Acerca da escolha dos seus aposentos, eis a
explicação do Papa:
“Uma coisa
verdadeiramente fundamental para mim é a comunidade. E compreende-se isso pelo
facto que estou aqui em Santa Marta. Quando fui eleito, habitava, por sorteio,
no quarto 207. Este onde nos encontramos agora era um quarto para os hóspedes.
Escolhi habitar
aqui, no quarto 201, porque quando tomei posse do apartamento pontifício,
dentro de mim ouvi distintamente um “não”.
O apartamento
pontifício no Palácio Apostólico não é luxuoso. É antigo, grande e feito com
bom gosto. Porém, é como um funil virado ao contrário. É grande e espaçoso, mas
o ingresso é verdadeiramente estreito. Entra-se com o conta-gotas, e eu não,
sem gente não posso viver. Tenho necessidade de viver a minha vida junto com os
outros”.
Chamou-me a atenção a insistência de Papa Francisco no
uso da palavra “discernimento”, ou melhor, no profundo significado que esta
exprime.
“O discernimento é uma das coisas em que
mais trabalhou interiormente Santo Inácio. Para ele é um instrumento de luta
para conhecer melhor Deus e segui-lo mais de perto.
Pode-se usar meios
débeis que resultam mais eficazes do que os fortes…
Este discernimento
requer tempo.
Muitos, por
exemplo, pensam que as mudanças e as reformas podem suceder em breve tempo. Eu
creio que haja sempre necessidade de tempo para colocar as bases de uma mudança
verdadeira, eficaz. E este é o tempo do discernimento. E por vezes, o
discernimento empurra para fazer imediatamente o que, de início, se pensa fazer
depois. Foi o que também me aconteceu nestes meses.
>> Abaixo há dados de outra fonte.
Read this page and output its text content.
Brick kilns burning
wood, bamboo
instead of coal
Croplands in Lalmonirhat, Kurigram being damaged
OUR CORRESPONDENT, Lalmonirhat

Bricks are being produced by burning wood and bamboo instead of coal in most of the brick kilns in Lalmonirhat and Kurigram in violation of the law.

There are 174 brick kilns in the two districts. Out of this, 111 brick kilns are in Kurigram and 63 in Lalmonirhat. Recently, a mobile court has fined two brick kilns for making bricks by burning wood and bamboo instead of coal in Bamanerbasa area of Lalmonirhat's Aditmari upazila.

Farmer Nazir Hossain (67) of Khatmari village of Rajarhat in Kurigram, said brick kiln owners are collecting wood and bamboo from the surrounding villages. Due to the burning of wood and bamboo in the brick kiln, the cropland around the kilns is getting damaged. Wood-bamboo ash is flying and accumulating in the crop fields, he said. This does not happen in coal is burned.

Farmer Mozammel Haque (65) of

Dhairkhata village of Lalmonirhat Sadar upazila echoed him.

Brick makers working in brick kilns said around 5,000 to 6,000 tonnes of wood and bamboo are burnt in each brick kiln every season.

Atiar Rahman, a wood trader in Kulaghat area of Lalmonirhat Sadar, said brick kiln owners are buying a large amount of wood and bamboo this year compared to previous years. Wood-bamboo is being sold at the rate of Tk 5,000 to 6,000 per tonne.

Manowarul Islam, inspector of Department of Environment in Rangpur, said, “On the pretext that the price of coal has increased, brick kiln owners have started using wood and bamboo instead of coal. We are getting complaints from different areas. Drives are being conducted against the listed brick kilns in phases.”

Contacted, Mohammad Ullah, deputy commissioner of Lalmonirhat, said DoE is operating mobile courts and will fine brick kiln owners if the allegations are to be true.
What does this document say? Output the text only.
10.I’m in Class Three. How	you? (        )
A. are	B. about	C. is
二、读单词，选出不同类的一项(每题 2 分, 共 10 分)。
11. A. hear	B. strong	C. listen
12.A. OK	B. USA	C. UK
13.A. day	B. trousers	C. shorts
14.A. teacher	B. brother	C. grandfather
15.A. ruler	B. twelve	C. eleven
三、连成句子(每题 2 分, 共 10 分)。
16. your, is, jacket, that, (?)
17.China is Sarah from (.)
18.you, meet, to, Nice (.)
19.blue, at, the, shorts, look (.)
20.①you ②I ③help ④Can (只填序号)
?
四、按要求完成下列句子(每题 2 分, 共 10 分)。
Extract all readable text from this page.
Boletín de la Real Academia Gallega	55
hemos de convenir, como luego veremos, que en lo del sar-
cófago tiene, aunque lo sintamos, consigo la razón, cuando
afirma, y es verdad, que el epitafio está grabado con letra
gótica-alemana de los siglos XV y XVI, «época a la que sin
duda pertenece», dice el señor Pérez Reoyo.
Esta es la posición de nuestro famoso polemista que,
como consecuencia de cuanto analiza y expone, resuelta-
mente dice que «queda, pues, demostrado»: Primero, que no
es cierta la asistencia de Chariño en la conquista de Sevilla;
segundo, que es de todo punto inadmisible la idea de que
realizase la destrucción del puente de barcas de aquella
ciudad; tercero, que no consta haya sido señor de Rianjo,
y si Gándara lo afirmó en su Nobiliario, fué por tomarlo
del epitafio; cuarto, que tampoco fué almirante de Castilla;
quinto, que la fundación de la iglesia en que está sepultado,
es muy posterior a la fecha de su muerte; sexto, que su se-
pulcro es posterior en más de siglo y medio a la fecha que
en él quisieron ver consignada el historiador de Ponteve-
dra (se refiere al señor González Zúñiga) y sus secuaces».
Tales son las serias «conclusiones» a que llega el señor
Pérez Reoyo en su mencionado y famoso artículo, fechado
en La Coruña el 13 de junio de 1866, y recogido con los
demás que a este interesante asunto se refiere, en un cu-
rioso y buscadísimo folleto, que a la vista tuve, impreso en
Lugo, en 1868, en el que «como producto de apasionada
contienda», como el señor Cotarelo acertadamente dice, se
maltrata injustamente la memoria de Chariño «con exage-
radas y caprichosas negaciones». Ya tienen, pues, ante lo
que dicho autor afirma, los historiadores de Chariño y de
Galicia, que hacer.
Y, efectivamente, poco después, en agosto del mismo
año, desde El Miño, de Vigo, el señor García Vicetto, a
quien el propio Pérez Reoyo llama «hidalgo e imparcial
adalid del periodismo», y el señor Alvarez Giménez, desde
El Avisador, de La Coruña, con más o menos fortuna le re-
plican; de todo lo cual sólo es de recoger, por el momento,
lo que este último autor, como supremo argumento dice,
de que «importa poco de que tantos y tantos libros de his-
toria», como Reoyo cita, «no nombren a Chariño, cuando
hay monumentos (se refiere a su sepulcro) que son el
Muitos analistas acentuam que Papa Francisco se mantém vago
sobre os tais valores não negociáveis.
“Não podemos
insistir somente sobre questões ligadas ao aborto, matrimónio homossexual e uso
dos métodos contraceptivos. Isto não é possível. Não falei muito destas coisas,
e este facto foi-me censurado. Mas quando se fala, é necessário fazê-lo num
contexto. De resto, o parecer da Igreja é conhecido e eu sou filho da Igreja.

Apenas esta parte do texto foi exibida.